This has been the case since CK2 at least, so I doubt it will ever be changed for PDS games.
Hard to understand how you could play so much Stellaris but get no achievements though? You are in Ironman, right? If not, well ... why not, if I can ask?
Several reasons:
1, what I stated above. I disagree with the premise that ALL of the achievements have to behind the Ironman wall. Outside of my personal objection, it makes the games seem more intimidating, which is going to shrink the player base not, grow it.
2, Not all of us want to play a game on extremely hard modes. I work a miserable 60-hour a week job for an unrelenting boss. The last thing I want to do is sit down to play a computer game and work harder than I just did all day. If I screw up, oh, well, that's what saves are for! It's always been one of the main joys of playing computer games over consoles. You could always save and reload at any time.
3, Since I saw they had done that when I started playing it. I made a mod to create a bunch of alien portraits and names and logos to play with and against. They, for some dumb reason, put the checksum above cosmetic changes, so even if I do do ironman, I can't get achievements if I want to play against the aliens I want anyway. (I mean, who wouldn't want to tell ET you ate his homeworld, so he can't phone home anymore. >:-} Mwahaha!

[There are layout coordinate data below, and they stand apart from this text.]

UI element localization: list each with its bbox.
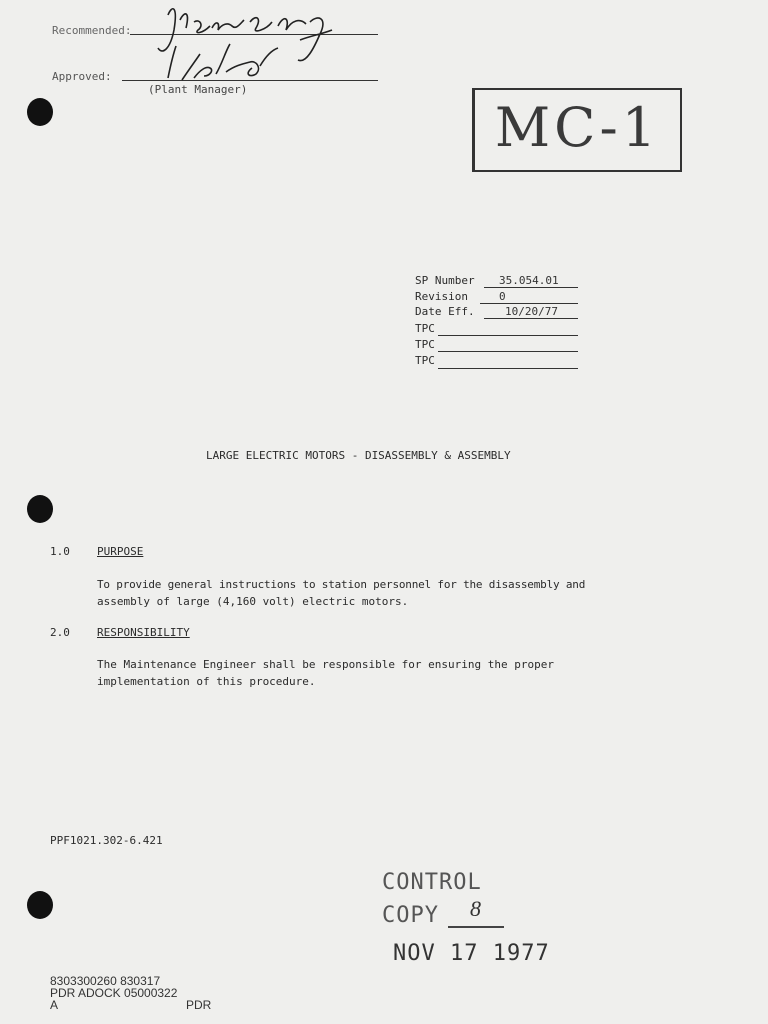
sp-number-row <box>415 274 559 287</box>
control-stamp-line1: CONTROL <box>382 870 482 895</box>
approver-title: (Plant Manager) <box>148 83 248 96</box>
sp-number-value: 35.054.01 <box>499 274 559 287</box>
footer-block <box>50 975 220 1011</box>
tpc-line-3 <box>438 368 578 369</box>
punch-hole-top <box>27 98 53 126</box>
punch-hole-middle <box>27 495 53 523</box>
document-title: LARGE ELECTRIC MOTORS - DISASSEMBLY & ASSEMBLY <box>206 449 511 462</box>
section-1-number: 1.0 <box>50 545 70 558</box>
section-1-text-line-1: To provide general instructions to station personnel for the disassembly and <box>97 578 586 591</box>
sp-number-line <box>484 287 578 288</box>
footer-line-2: PDR ADOCK 05000322 <box>50 986 178 1000</box>
section-2-text-line-2: implementation of this procedure. <box>97 675 316 688</box>
footer-line-1: 8303300260 830317 <box>50 974 161 988</box>
section-1-heading: PURPOSE <box>97 545 144 558</box>
tpc-row-3: TPC <box>415 354 435 367</box>
tpc-line-1 <box>438 335 578 336</box>
tpc-row-2: TPC <box>415 338 435 351</box>
recommended-label: Recommended: <box>52 24 132 37</box>
revision-label: Revision <box>415 290 468 303</box>
control-copy-label: COPY <box>382 903 439 928</box>
mc-stamp-text: MC-1 <box>494 96 661 159</box>
section-2-heading: RESPONSIBILITY <box>97 626 190 639</box>
date-eff-label: Date Eff. <box>415 305 475 318</box>
date-eff-value: 10/20/77 <box>505 305 558 318</box>
date-eff-line <box>484 318 578 319</box>
section-1-text-line-2: assembly of large (4,160 volt) electric motors. <box>97 595 409 608</box>
form-number: PPF1021.302-6.421 <box>50 834 163 847</box>
revision-line <box>480 303 578 304</box>
punch-hole-bottom <box>27 891 53 919</box>
approved-label: Approved: <box>52 70 112 83</box>
tpc-row-1: TPC <box>415 322 435 335</box>
revision-row <box>415 290 506 303</box>
control-copy-line <box>448 926 504 928</box>
footer-line-3-left: A <box>50 998 59 1012</box>
footer-line-3 <box>50 999 220 1011</box>
mc-stamp <box>472 88 682 172</box>
footer-line-3-right: PDR <box>186 998 212 1012</box>
section-2-number: 2.0 <box>50 626 70 639</box>
control-stamp-date: NOV 17 1977 <box>393 941 550 966</box>
approved-signature <box>160 38 290 88</box>
date-eff-row <box>415 305 558 318</box>
section-2-text-line-1: The Maintenance Engineer shall be responsible for ensuring the proper <box>97 658 554 671</box>
sp-number-label: SP Number <box>415 274 475 287</box>
revision-value: 0 <box>499 290 506 303</box>
control-copy-number: 8 <box>470 896 481 921</box>
tpc-line-2 <box>438 351 578 352</box>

Besides, if you let him phone home, he shows up with an armada!) The whole game is about random cosmetics placed upon a standard player creation system anyway. Why put cosmetic mods behind the checksum for
single player mode? I personally think they should have put a species creator in it similar to the one in CK3, where we could just import a species pic, draw or import a logo, and make name lists. GalCiv3 had that very effectively implemented. And just to be clear, the mod makes no changes to the gameplay conditions at all. It's solely cosmetic.
It just seems like a stupid, gimmicky business decision that probably isn't actually good for growing their player base. It's just hit me enough times playing, and I saw it again when I started back up CK3 that I felt compelled to provide my feedback. If I'm in the minority, fine. If they keep going the directions they've been going with making their games more complicated and more difficult instead of easier to access, they might just lose this customer altogether. It's one of the main reasons I've loved Stellaris so much. It's easy to pick up and start. You're not dumped into a huge, intricate scenario moving in real time with a million dials and levers to set and pull that you don't have any clue what they do. Most of their games look like you're staring at the latest incarnation of a TARDIS console. Stellaris starts off simple: one planet, limited tech, and a few ships. All the other systems and intricacies build on top of that slowly, over time as you unlock more and more tech. This gives the player time to focus and learn the new complication that's been added without feeling overwhelmed. I'm trying CK3 again, but reducing everyone down to counties in the hopes of giving that same build up feel. I'd love the CK rules set on top of a completely randomized map (not Earth) with barbarian baronies and counties to get you started while other players both major and minor do the same. (Old World is doing something similar, but they lack the finer details that CK has.) This way the levels of feudalism and economic development will start out simple and grow over time. I'm hoping I can kind of get that feeling with nothing but counties starting out.
Okay, see you got me going on too long. I was trying to avoid that. Oh, well. Again, like I said, it's just my feedback. Take it or leave it.